On the other hand, a nominated Romney will be less vulnerable to the Medicare attack than any other Republican. He can say, "I didn't vote for the Ryan plan. And as governor of Massachusetts, I was the first leader in the nation to bring health coverage to all citizens of my state. I just took a beating in my party primary over that plan, but I refused to apologize for it. Frankly, Mr. President, looking at your performance in 2011, I think I can do a better job standing up against wrong-headed Republicans than you."
Now here's the other way that a Republican presidential campaign can go wrong.
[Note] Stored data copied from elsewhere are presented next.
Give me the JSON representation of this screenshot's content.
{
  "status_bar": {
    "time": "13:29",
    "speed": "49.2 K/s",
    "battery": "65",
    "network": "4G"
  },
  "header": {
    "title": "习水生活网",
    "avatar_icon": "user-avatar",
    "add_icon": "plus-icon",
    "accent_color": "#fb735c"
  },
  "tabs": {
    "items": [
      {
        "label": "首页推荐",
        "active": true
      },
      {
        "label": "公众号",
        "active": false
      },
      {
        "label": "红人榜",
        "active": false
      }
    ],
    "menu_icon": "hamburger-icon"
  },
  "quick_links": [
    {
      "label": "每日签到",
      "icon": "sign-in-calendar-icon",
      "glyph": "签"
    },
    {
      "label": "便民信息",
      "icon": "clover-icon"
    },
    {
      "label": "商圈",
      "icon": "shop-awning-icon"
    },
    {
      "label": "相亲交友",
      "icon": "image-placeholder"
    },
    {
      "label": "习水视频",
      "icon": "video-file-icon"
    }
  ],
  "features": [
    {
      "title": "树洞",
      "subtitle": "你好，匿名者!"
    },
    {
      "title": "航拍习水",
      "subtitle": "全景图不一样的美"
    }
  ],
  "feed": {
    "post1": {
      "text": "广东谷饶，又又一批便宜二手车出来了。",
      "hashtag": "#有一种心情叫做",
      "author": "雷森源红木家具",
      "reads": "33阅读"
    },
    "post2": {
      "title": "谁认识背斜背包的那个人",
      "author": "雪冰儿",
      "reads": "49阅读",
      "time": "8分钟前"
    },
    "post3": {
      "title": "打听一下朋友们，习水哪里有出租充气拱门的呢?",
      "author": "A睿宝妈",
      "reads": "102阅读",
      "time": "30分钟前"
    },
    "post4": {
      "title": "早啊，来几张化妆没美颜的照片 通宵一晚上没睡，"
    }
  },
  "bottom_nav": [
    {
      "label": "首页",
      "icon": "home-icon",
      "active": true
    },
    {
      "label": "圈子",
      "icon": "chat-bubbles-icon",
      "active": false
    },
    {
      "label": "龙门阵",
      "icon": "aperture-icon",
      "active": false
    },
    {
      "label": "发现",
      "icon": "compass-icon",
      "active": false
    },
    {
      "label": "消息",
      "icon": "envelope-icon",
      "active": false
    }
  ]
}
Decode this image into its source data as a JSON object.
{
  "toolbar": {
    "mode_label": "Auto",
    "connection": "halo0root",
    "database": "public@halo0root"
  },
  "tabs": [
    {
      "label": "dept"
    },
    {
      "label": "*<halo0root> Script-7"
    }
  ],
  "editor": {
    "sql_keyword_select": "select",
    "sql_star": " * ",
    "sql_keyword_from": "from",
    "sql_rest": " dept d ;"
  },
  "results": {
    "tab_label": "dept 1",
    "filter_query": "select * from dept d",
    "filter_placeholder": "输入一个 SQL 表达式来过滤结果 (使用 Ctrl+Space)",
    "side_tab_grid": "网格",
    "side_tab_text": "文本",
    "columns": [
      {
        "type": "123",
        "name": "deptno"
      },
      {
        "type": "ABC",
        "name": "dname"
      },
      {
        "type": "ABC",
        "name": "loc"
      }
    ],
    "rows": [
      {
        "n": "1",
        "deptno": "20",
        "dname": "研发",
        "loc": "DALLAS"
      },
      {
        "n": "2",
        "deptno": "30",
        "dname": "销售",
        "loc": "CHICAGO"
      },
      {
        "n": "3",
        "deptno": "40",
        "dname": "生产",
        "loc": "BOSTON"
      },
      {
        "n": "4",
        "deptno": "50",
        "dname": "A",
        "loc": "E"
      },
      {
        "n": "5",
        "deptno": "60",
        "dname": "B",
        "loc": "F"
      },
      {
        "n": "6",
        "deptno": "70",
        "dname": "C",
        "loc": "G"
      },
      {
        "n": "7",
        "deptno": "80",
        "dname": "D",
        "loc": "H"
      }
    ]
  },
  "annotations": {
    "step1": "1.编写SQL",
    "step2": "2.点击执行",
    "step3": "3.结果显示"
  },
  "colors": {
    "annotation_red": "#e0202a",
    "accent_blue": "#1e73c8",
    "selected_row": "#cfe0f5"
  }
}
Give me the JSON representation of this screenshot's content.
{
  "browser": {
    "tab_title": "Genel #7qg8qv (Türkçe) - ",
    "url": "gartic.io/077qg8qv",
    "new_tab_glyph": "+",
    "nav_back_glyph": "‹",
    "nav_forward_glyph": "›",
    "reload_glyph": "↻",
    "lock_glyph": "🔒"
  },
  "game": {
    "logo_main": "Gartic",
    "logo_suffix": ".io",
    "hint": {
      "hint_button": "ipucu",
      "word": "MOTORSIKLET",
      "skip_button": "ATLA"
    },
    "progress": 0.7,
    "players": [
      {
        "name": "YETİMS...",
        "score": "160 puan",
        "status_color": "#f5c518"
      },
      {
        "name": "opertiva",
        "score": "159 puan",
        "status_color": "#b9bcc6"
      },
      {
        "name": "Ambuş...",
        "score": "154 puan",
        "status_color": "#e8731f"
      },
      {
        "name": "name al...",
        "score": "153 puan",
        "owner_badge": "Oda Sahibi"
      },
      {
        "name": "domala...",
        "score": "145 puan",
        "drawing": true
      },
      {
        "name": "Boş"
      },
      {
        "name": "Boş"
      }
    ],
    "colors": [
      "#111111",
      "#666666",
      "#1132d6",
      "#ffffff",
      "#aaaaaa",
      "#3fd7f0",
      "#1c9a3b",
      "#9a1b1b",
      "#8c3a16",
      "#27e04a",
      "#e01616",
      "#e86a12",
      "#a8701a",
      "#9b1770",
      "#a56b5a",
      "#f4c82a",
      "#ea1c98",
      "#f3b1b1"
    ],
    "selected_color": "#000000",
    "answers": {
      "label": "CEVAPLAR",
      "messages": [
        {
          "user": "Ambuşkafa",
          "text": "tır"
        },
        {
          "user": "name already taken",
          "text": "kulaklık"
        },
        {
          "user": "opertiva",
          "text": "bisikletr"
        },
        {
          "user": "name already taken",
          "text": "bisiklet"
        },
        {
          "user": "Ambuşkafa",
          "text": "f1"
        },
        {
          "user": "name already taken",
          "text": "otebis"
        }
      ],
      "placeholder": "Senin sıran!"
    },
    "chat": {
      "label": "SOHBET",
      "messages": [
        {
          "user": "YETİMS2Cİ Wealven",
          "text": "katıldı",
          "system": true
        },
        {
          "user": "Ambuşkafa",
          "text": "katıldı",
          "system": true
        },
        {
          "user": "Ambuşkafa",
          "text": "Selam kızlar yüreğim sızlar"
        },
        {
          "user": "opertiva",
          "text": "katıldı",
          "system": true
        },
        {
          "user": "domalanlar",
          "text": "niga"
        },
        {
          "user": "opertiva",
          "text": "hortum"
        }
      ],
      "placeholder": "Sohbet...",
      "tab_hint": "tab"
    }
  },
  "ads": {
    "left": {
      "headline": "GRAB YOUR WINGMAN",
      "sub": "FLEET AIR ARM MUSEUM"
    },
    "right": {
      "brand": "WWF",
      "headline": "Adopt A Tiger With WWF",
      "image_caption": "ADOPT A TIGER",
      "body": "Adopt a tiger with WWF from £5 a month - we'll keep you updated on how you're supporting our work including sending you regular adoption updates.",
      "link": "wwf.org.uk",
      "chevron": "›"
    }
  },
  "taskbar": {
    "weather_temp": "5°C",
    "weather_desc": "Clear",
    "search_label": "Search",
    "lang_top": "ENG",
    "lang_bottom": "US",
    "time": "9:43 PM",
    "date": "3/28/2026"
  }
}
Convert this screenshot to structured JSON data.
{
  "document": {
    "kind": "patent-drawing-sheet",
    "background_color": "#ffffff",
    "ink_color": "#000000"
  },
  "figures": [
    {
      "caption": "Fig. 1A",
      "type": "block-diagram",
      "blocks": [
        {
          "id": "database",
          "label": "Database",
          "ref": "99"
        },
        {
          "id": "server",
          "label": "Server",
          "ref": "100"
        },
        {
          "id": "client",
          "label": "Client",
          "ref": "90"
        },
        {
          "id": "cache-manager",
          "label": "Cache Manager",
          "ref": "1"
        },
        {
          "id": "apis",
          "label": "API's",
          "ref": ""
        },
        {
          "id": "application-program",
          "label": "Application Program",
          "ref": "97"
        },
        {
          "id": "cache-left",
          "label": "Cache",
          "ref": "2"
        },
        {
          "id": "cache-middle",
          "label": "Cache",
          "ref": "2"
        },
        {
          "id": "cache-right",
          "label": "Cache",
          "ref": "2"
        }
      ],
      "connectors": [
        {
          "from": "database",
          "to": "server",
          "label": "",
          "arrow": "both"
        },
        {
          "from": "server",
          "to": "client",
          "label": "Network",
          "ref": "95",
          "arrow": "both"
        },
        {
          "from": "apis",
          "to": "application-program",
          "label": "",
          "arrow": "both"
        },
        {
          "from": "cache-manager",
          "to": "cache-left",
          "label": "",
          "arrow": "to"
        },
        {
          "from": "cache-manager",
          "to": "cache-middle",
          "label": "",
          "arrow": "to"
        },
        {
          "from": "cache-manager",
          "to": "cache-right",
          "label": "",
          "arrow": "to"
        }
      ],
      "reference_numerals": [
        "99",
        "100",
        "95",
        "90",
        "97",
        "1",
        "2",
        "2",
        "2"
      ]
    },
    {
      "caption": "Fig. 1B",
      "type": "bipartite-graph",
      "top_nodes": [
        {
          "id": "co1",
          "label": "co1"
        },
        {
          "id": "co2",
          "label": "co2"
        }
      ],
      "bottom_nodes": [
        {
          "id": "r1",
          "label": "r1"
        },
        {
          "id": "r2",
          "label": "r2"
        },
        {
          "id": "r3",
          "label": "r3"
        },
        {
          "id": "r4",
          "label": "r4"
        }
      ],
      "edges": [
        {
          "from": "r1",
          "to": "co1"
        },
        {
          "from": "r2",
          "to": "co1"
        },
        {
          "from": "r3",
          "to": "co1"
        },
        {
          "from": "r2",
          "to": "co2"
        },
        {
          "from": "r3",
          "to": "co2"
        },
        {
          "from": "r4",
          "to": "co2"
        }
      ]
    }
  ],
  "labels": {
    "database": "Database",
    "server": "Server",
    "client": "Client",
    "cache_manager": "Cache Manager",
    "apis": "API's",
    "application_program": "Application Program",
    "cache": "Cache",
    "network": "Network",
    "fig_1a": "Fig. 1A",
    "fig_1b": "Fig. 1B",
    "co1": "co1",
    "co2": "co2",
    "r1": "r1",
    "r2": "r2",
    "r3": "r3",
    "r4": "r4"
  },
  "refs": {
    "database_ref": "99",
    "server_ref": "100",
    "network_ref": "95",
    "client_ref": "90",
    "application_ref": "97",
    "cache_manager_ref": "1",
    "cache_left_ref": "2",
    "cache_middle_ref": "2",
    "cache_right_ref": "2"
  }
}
It can allow itself to be swayed by the rage and contempt for Obama that have consumed the conservative media world. It can be infiltrated by the emotions that Rush Limbaugh and so many other Republican talkers and authors have so successfully micro-targeted. It can forget that most potential anti-Obama voters see Obama as a disappointment, not a menace. It can snarl and sneer and vilify.
We have seen that behavior in other campaigns, but not so far in Romney's. Could it be that Axelrod and the others leaked a phony battle plan to Politico in order to goad Romney into exactly the mistakes he has so far avoided? Could it be that they plan a preliminary round of personal derision against Romney to bloody him, enrage him, push him off his own plan toward a battle that can only hurt him?
That's the way it looks to me. Be careful. Be calm. Be cool. And remember, this election isn't about feelings. It's about jobs. Every hour that a Republican challenger allows himself or herself to be diverted from that subject — even by the most justifiable outrage over the most improper attacks — is an hour wasted forever.